Human purine nucleoside phosphorylase (hPNP) plays a significant role in the catabolism of deoxyguanosine. The trimeric protein is an important target in the treatment of T-cell cancers and autoimmune disorders. Experimental studies on the inhibition of the hPNP observe that the first ligand bound to one of three subunits effectively inhibits the protein, while the binding of more ligands to the subsequent sites shows negative cooperativities. In this work, we performed extensive end-point and alchemical free energy calculations to determine the binding thermodynamics of the trimeric protein–ligand system. 13 Immucillin inhibitors with experimental results are under calculation. Two widely accepted charge schemes for small molecules including AM1-BCC and RESP are adopted for ligands. The results of RESP are in better agreement with the experimental reference. Further investigations of the interaction networks in the protein–ligand complexes reveal that several residues play significant roles in stabilizing the complex structure. The most commonly observed ones include PHE200, GLU201, MET219, and ASN243. The conformations of the protein in different protein–ligand complexes are observed to be similar. We expect these insights to aid the development of potent drugs targeting hPNP.

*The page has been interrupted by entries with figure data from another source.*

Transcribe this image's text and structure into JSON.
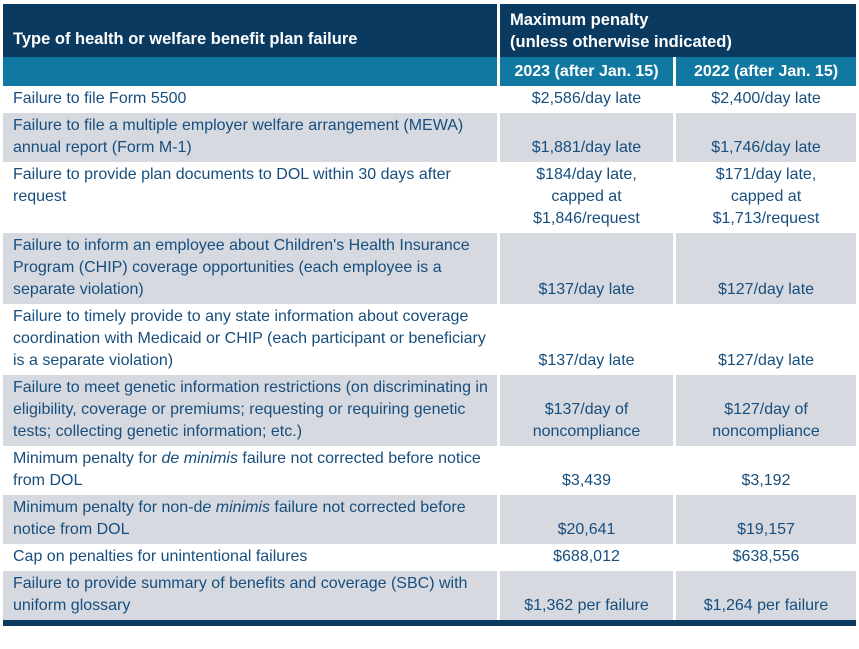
{
  "table": {
    "header": {
      "type_column_label": "Type of health or welfare benefit plan failure",
      "max_penalty_label": "Maximum penalty\n(unless otherwise indicated)"
    },
    "subheader": {
      "col_2023": "2023 (after Jan. 15)",
      "col_2022": "2022 (after Jan. 15)"
    },
    "rows": [
      {
        "failure": [
          {
            "text": "Failure to file Form 5500"
          }
        ],
        "y2023": "$2,586/day late",
        "y2022": "$2,400/day late"
      },
      {
        "failure": [
          {
            "text": "Failure to file a multiple employer welfare arrangement (MEWA) annual report (Form M-1)"
          }
        ],
        "y2023": "$1,881/day late",
        "y2022": "$1,746/day late"
      },
      {
        "failure": [
          {
            "text": "Failure to provide plan documents to DOL within 30 days after request"
          }
        ],
        "y2023": "$184/day late,\ncapped at\n$1,846/request",
        "y2022": "$171/day late,\ncapped at\n$1,713/request"
      },
      {
        "failure": [
          {
            "text": "Failure to inform an employee about Children's Health Insurance Program (CHIP) coverage opportunities (each employee is a separate violation)"
          }
        ],
        "y2023": "$137/day late",
        "y2022": "$127/day late"
      },
      {
        "failure": [
          {
            "text": "Failure to timely provide to any state information about coverage coordination with Medicaid or CHIP (each participant or beneficiary is a separate violation)"
          }
        ],
        "y2023": "$137/day late",
        "y2022": "$127/day late"
      },
      {
        "failure": [
          {
            "text": "Failure to meet genetic information restrictions (on discriminating in eligibility, coverage or premiums; requesting or requiring genetic tests; collecting genetic information; etc.)"
          }
        ],
        "y2023": "$137/day of\nnoncompliance",
        "y2022": "$127/day of\nnoncompliance"
      },
      {
        "failure": [
          {
            "text": "Minimum penalty for "
          },
          {
            "text": "de minimis",
            "italic": true
          },
          {
            "text": " failure not corrected before notice from DOL"
          }
        ],
        "y2023": "$3,439",
        "y2022": "$3,192"
      },
      {
        "failure": [
          {
            "text": "Minimum penalty for non-d"
          },
          {
            "text": "e minimis",
            "italic": true
          },
          {
            "text": " failure not corrected before notice from DOL"
          }
        ],
        "y2023": "$20,641",
        "y2022": "$19,157"
      },
      {
        "failure": [
          {
            "text": "Cap on penalties for unintentional failures"
          }
        ],
        "y2023": "$688,012",
        "y2022": "$638,556"
      },
      {
        "failure": [
          {
            "text": "Failure to provide summary of benefits and coverage (SBC) with uniform glossary"
          }
        ],
        "y2023": "$1,362 per failure",
        "y2022": "$1,264 per failure"
      }
    ],
    "colors": {
      "header_bg": "#0a3a60",
      "subheader_bg": "#1178a1",
      "row_alt_bg": "#d6d9e0",
      "body_text": "#174e7d",
      "header_text": "#ffffff"
    }
  }
}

人嘌呤核苷磷酸化酶 (hPNP) 在脱氧鸟苷的分解代谢中起重要作用。三聚体蛋白是治疗 T 细胞癌和自身免疫性疾病的重要靶点。对 hPNP 抑制的实验研究观察到，与三个亚基之一结合的第一个配体有效地抑制了蛋白质，而更多配体与后续位点的结合显示出负协同作用。在这项工作中，我们进行了广泛的终点和炼金术自由能计算，以确定三聚体蛋白质-配体系统的结合热力学。13种免疫球蛋白抑制剂的实验结果正在计算中。配体采用两种广泛接受的小分子电荷方案，包括 AM1-BCC 和 RESP。RESP 的结果与实验参考比较吻合。对蛋白质-配体复合物中相互作用网络的进一步研究表明，几个残基在稳定复合物结构方面起着重要作用。最常观察到的包括 PHE200、GLU201、MET219 和 ASN243。观察到不同蛋白质-配体复合物中的蛋白质构象是相似的。我们希望这些见解有助于开发针对 hPNP 的有效药物。观察到不同蛋白质-配体复合物中的蛋白质构象是相似的。我们希望这些见解有助于开发针对 hPNP 的有效药物。观察到不同蛋白质-配体复合物中的蛋白质构象是相似的。我们希望这些见解有助于开发针对 hPNP 的有效药物。